Help! I’ve had an accident on my partner’s motorbike and I’m not named on their policy. What do I do?”
As you aren’t named, you won’t be covered by your partner’s policy.
But if you have your own policy, check if it covers ‘riding other bikes’. You should be able to find this within your policy documents / certificate of motor insurance.
Riding other bikes only extends to bikes that your licence allows you to ride and does not extend to cars.
There may be other exclusions to this cover so ensure you have read your terms and conditions fully. Riding other bikes cover is usually an entitlement for the policyholder only, and it will only cover you on a privately owned bike that doesn’t belong to you.
It’s worth remembering cover for riding other bikes is usually third party only cover which means if you have an accident whilst riding a bike that doesn’t belong to you, your insurer will only pay for injury to other people and damage to their property. Loss or damage to the bike you are riding will not be covered.
"I need to ride to a business meeting that isn't at my usual place of work, am I covered?"
If you currently have social, domestic and pleasure use including commuting, the commuting use will only cover you to drive to your usual place of work each day. If you travel to different addresses for work, even if it’s just once you will need business use cover to be added to your policy.
Check your certificate of motor insurance to see what cover you have on your policy. This is located under section 6 of the certificate. The options for use are: Use for social, domestic and pleasure purposes excluding commuting to work; Use for social, domestic and pleasure purposes including commuting to a single place of work, provided no business visits are made on the way; and Use for social, domestic and pleasure purposes and also additional business use, both including and excluding commercial travelling.
If the cover doesn't currently meet what you use your motorbike for, you can call our customer service team to discuss or amend your policy.
"I insure my child's motorbike in my name because it was too expensive for them to be the policyholder. Is this ok?"
Sorry, no. It means you are not paying the correct price. Whilst it's natural to want to help out friends and family, this is called 'fronting' and is actually a form of fraud.
You run the risk of your policy being made null and void, a claim not being paid, your premiums not being refunded and the insurance company seeking recovery for any claims payments or costs, including those relating to third parties. Your details may also be passed to other agencies, which aim to prevent fraud and money laundering.
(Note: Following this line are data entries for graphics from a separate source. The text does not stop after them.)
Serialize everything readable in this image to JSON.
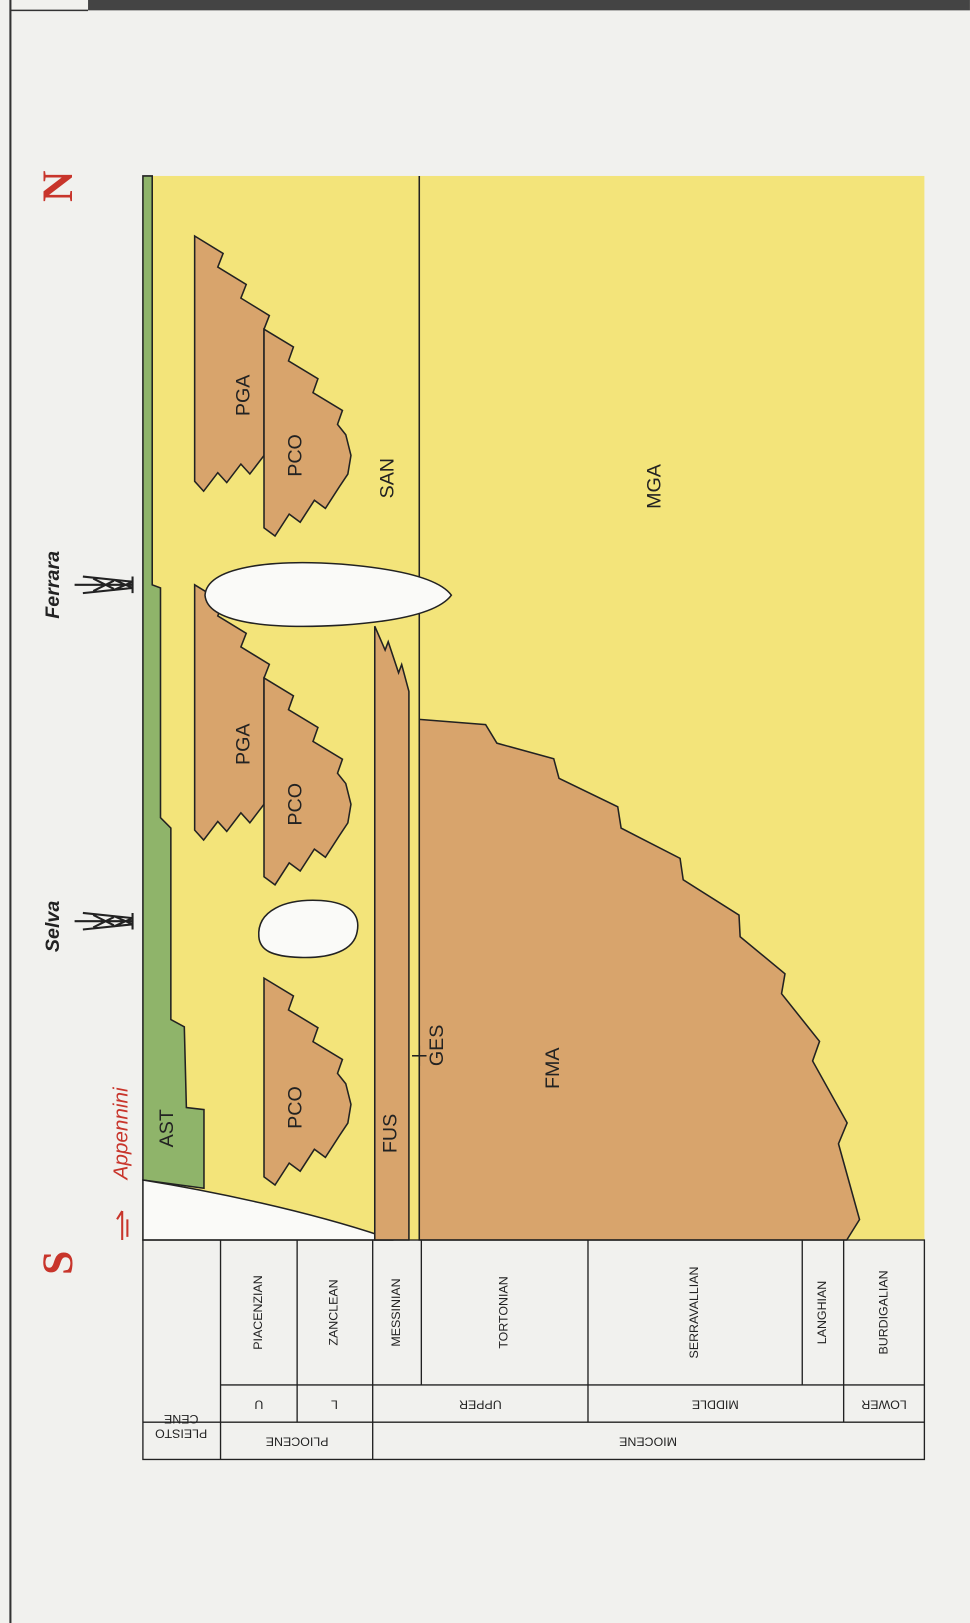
{
  "header": {
    "south": "S",
    "north": "N",
    "direction": "Appennini"
  },
  "wells": [
    "Selva",
    "Ferrara"
  ],
  "units": [
    "AST",
    "PGA",
    "PCO",
    "PGA",
    "PCO",
    "PCO",
    "SAN",
    "MGA",
    "FUS",
    "GES",
    "FMA"
  ],
  "timescale": {
    "stages": [
      "PIACENZIAN",
      "ZANCLEAN",
      "MESSINIAN",
      "TORTONIAN",
      "SERRAVALLIAN",
      "LANGHIAN",
      "BURDIGALIAN"
    ],
    "subseries": [
      "U",
      "L",
      "UPPER",
      "MIDDLE",
      "LOWER"
    ],
    "pleistocene": [
      "PLEISTO",
      "CENE"
    ],
    "series": [
      "PLIOCENE",
      "MIOCENE"
    ]
  }
}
"My motorbike has been modified, am I covered?"
A modification is any change to your motorbike manufacturer's standard specification.
These include things like changing the exhaust, remapping the engine and any changes to paintwork, suspension, huggers, belly pans or levers.
If you don't tell us what modifications you or previous owners have made to your motorbike, you could risk any claims not being paid and your insurance policy being cancelled.
"I lost a set of motorbike keys while I was out shopping, what should I do?"
We pay to replace your lost or stolen ignition keys or other 'start' devices, as well as for all the locks to be replaced on your motorbike – so long as they weren't left in, on, attached to, or in the immediate proximity of your motorbike while it was unattended.
“My motorbike got stolen when I left it on the drive to warm up. I left the key in the ignition to keep the engine running. Can I claim?”
Don’t be victim to a theft.
It is very easy on a cold winter’s morning to leave our bike on the driveway, turn it on so the engine or the heated grips warm up before we start our journey whilst we go back inside to finish our cup of coffee, or even if you leave the keys in the bike while you nip inside to get something you’ve forgotten.
But did you know we will not cover you if;
the engine has been left running;
the ignition key or other ignition device is left in, on or attached to or left in the immediate proximity of your bike.
“I was riding home from work when my motorbike broke down. My garage said it has suffered from a mechanical failure in the engine. Can I claim?”
Comprehensive cover will only cover you for accidental damage, fire and theft.
We will not cover you if your motorbike has suffered a mechanical/electrical failure or wear and tear to things like; engine, wiring, brakes, suspension or exhaust damage. If there is resultant damage from the failure, then we would cover you, for example if your brakes were to fail which caused you to have an accident.
To reduce the chances of this happening to you, and also in line with our terms and conditions, make sure your motorbike is serviced regularly and has an MOT test annually when your motorbike is over 3 years old.